Who is your builder? It would make a difference. Like if you are using Browning you have a lot more leeway I would think. I would not accept that at all. I would insist that they fix it. If that means they re-tile the entire patio to properly grade to the pool, then so be it. But that is a safety hazard. It isn't high enough to be a step and too low to ignore. Their incompetence should not be your problem. And that is what that is, incompetence.
 

Rich D

Bronze Supporter
Aug 3, 2018
377
MA
Should I ask for a discount since most likely they wont be able to fix the height of the pool.....
Arrrrrgggggg...

I would absolutely start out by requesting they fix the issue at there cost to your satisfaction. This is a very simple thing to get correct and should not have happened. It simply takes attention to detail and a few double checks on critical measurements (such as the hight of a pool that is a few feet away from a expensive existing patio) . It will be a costly fix and most likely end up with you chipping in to fix there mistake but always start high then negotiate.

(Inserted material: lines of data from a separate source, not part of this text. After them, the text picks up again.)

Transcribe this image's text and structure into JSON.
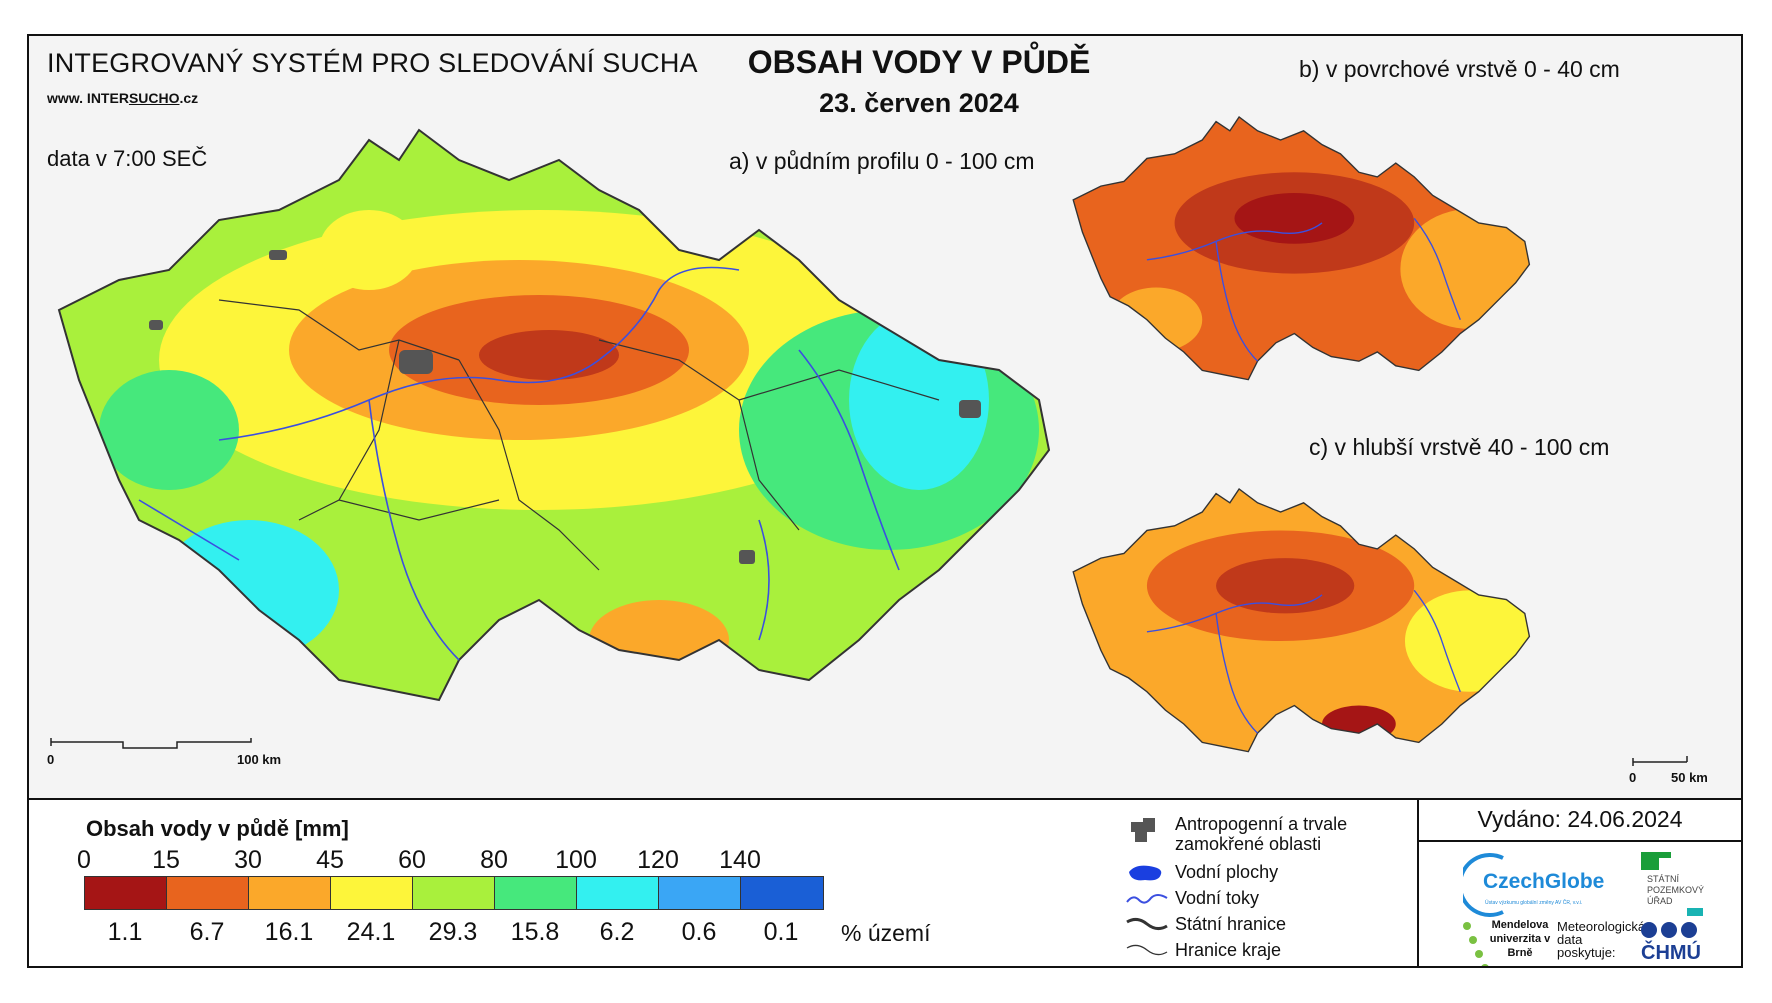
{
  "header": {
    "system_name": "INTEGROVANÝ SYSTÉM PRO SLEDOVÁNÍ SUCHA",
    "website_prefix": "www. INTER",
    "website_underlined": "SUCHO",
    "website_suffix": ".cz",
    "data_time": "data v 7:00 SEČ",
    "title": "OBSAH VODY V PŮDĚ",
    "date": "23. červen 2024"
  },
  "maps": {
    "a": {
      "label": "a) v půdním profilu 0 - 100 cm"
    },
    "b": {
      "label": "b) v povrchové vrstvě 0 - 40 cm"
    },
    "c": {
      "label": "c) v hlubší vrstvě 40 - 100 cm"
    }
  },
  "scale_bars": {
    "main": {
      "start": "0",
      "end": "100 km"
    },
    "small": {
      "start": "0",
      "end": "50 km"
    }
  },
  "legend": {
    "title": "Obsah vody v půdě  [mm]",
    "breaks": [
      "0",
      "15",
      "30",
      "45",
      "60",
      "80",
      "100",
      "120",
      "140"
    ],
    "colors": [
      "#a51515",
      "#e8641e",
      "#fba82a",
      "#fdf53a",
      "#a9f03c",
      "#46e87c",
      "#33f0f0",
      "#3aa6f5",
      "#1a5fd6"
    ],
    "percent_values": [
      "1.1",
      "6.7",
      "16.1",
      "24.1",
      "29.3",
      "15.8",
      "6.2",
      "0.6",
      "0.1"
    ],
    "percent_unit": "% území",
    "items": [
      {
        "label": "Antropogenní a trvale zamokřené oblasti",
        "icon": "urban-area-icon"
      },
      {
        "label": "Vodní plochy",
        "icon": "water-body-icon"
      },
      {
        "label": "Vodní toky",
        "icon": "river-icon"
      },
      {
        "label": "Státní hranice",
        "icon": "state-border-icon"
      },
      {
        "label": "Hranice kraje",
        "icon": "region-border-icon"
      }
    ]
  },
  "footer": {
    "issued": "Vydáno: 24.06.2024",
    "logos": {
      "czechglobe": "CzechGlobe",
      "czechglobe_tagline": "Ústav výzkumu globální změny AV ČR, v.v.i.",
      "spu": "STÁTNÍ POZEMKOVÝ ÚŘAD",
      "mendelu": "Mendelova univerzita v Brně",
      "chmu_note": "Meteorologická data poskytuje:",
      "chmu": "ČHMÚ"
    }
  }
}
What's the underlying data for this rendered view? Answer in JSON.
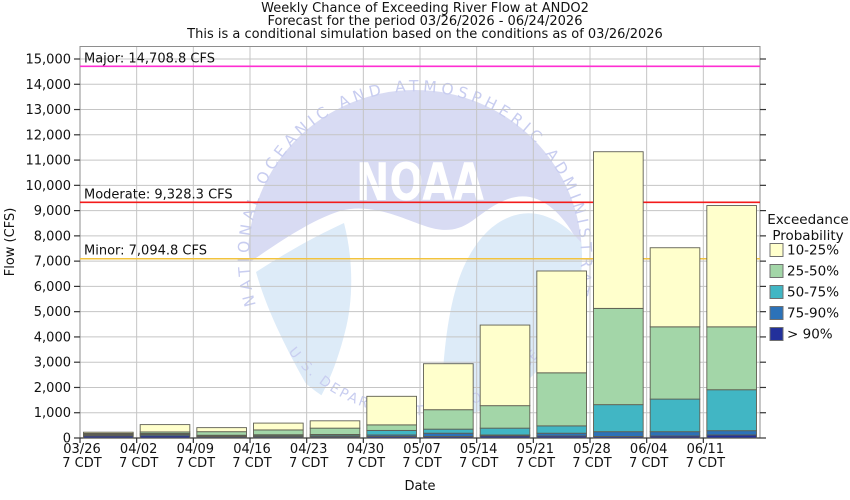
{
  "titles": {
    "line1": "Weekly Chance of Exceeding River Flow at ANDO2",
    "line2": "Forecast for the period 03/26/2026 - 06/24/2026",
    "line3": "This is a conditional simulation based on the conditions as of 03/26/2026"
  },
  "legend": {
    "title_line1": "Exceedance",
    "title_line2": "Probability"
  },
  "watermark": {
    "org": "NOAA",
    "arc_top": "NATIONAL OCEANIC AND ATMOSPHERIC ADMINISTRATION",
    "arc_bottom": "U.S. DEPARTMENT OF COMMERCE"
  },
  "chart_data": {
    "type": "bar",
    "stacked": true,
    "title": "Weekly Chance of Exceeding River Flow at ANDO2",
    "xlabel": "Date",
    "ylabel": "Flow (CFS)",
    "ylim": [
      0,
      15600
    ],
    "y_tick_step": 1000,
    "y_tick_max": 15000,
    "grid": true,
    "legend_position": "right",
    "legend_title": [
      "Exceedance",
      "Probability"
    ],
    "categories": [
      "03/26",
      "04/02",
      "04/09",
      "04/16",
      "04/23",
      "04/30",
      "05/07",
      "05/14",
      "05/21",
      "05/28",
      "06/04",
      "06/11"
    ],
    "x_tick_sublabel": "7 CDT",
    "series": [
      {
        "name": "> 90%",
        "color": "#22309b",
        "values": [
          80,
          90,
          50,
          50,
          50,
          60,
          60,
          80,
          80,
          60,
          80,
          120
        ]
      },
      {
        "name": "75-90%",
        "color": "#2c72b8",
        "values": [
          40,
          50,
          30,
          40,
          40,
          60,
          130,
          40,
          110,
          190,
          170,
          170
        ]
      },
      {
        "name": "50-75%",
        "color": "#41b6c4",
        "values": [
          30,
          40,
          30,
          40,
          50,
          180,
          160,
          270,
          290,
          1070,
          1290,
          1620
        ]
      },
      {
        "name": "25-50%",
        "color": "#a3d6a8",
        "values": [
          30,
          60,
          140,
          190,
          250,
          220,
          770,
          890,
          2100,
          3810,
          2860,
          2490
        ]
      },
      {
        "name": "10-25%",
        "color": "#ffffcc",
        "values": [
          50,
          290,
          160,
          270,
          290,
          1130,
          1820,
          3190,
          4030,
          6200,
          3130,
          4800
        ]
      }
    ],
    "thresholds": [
      {
        "name": "Major",
        "label": "Major: 14,708.8 CFS",
        "value": 14708.8,
        "color": "#ff2ed2"
      },
      {
        "name": "Moderate",
        "label": "Moderate: 9,328.3 CFS",
        "value": 9328.3,
        "color": "#f31b1b"
      },
      {
        "name": "Minor",
        "label": "Minor: 7,094.8 CFS",
        "value": 7094.8,
        "color": "#f2c33e"
      }
    ]
  }
}
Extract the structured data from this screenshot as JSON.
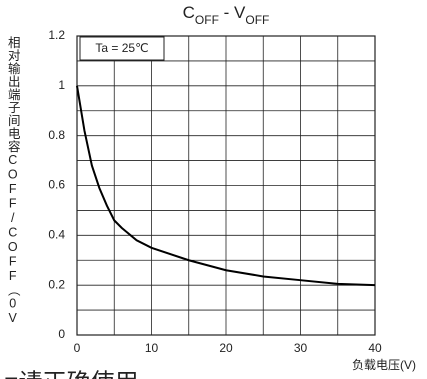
{
  "chart_data": {
    "type": "line",
    "title_parts": [
      "C",
      "OFF",
      " - V",
      "OFF"
    ],
    "y_label": "相对输出端子间电容COFF/COFF（0V",
    "x_label": "负载电压(V)",
    "annotation": "Ta = 25℃",
    "footer": "■请正确使用",
    "x": [
      0,
      1,
      2,
      3,
      4,
      5,
      6,
      8,
      10,
      15,
      20,
      25,
      30,
      35,
      40
    ],
    "series": [
      {
        "color": "#000000",
        "values": [
          1.0,
          0.82,
          0.68,
          0.59,
          0.52,
          0.46,
          0.43,
          0.38,
          0.35,
          0.3,
          0.26,
          0.235,
          0.22,
          0.205,
          0.2
        ]
      }
    ],
    "xlim": [
      0,
      40
    ],
    "xticks": [
      0,
      10,
      20,
      30,
      40
    ],
    "xminor": [
      5,
      15,
      25,
      35
    ],
    "ylim": [
      0,
      1.2
    ],
    "yticks": [
      0,
      0.2,
      0.4,
      0.6,
      0.8,
      1,
      1.2
    ],
    "yminor": [
      0.1,
      0.3,
      0.5,
      0.7,
      0.9,
      1.1
    ],
    "grid": true
  }
}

I personally would not be happy with pitching 4' -6' of patio that steep If there are other options. Hard to say from the pics however it looks like you have a 6-8" step from the house pad to the patio. So For me the correct fix would be to remove the pavers (travertine is supposed to be a strong stone so perhaps it could be carefully removed with a chisel) and reset the patio. You might be able to just raise the entire patio (again not sure how big your existing patio is) so the mud base could stay.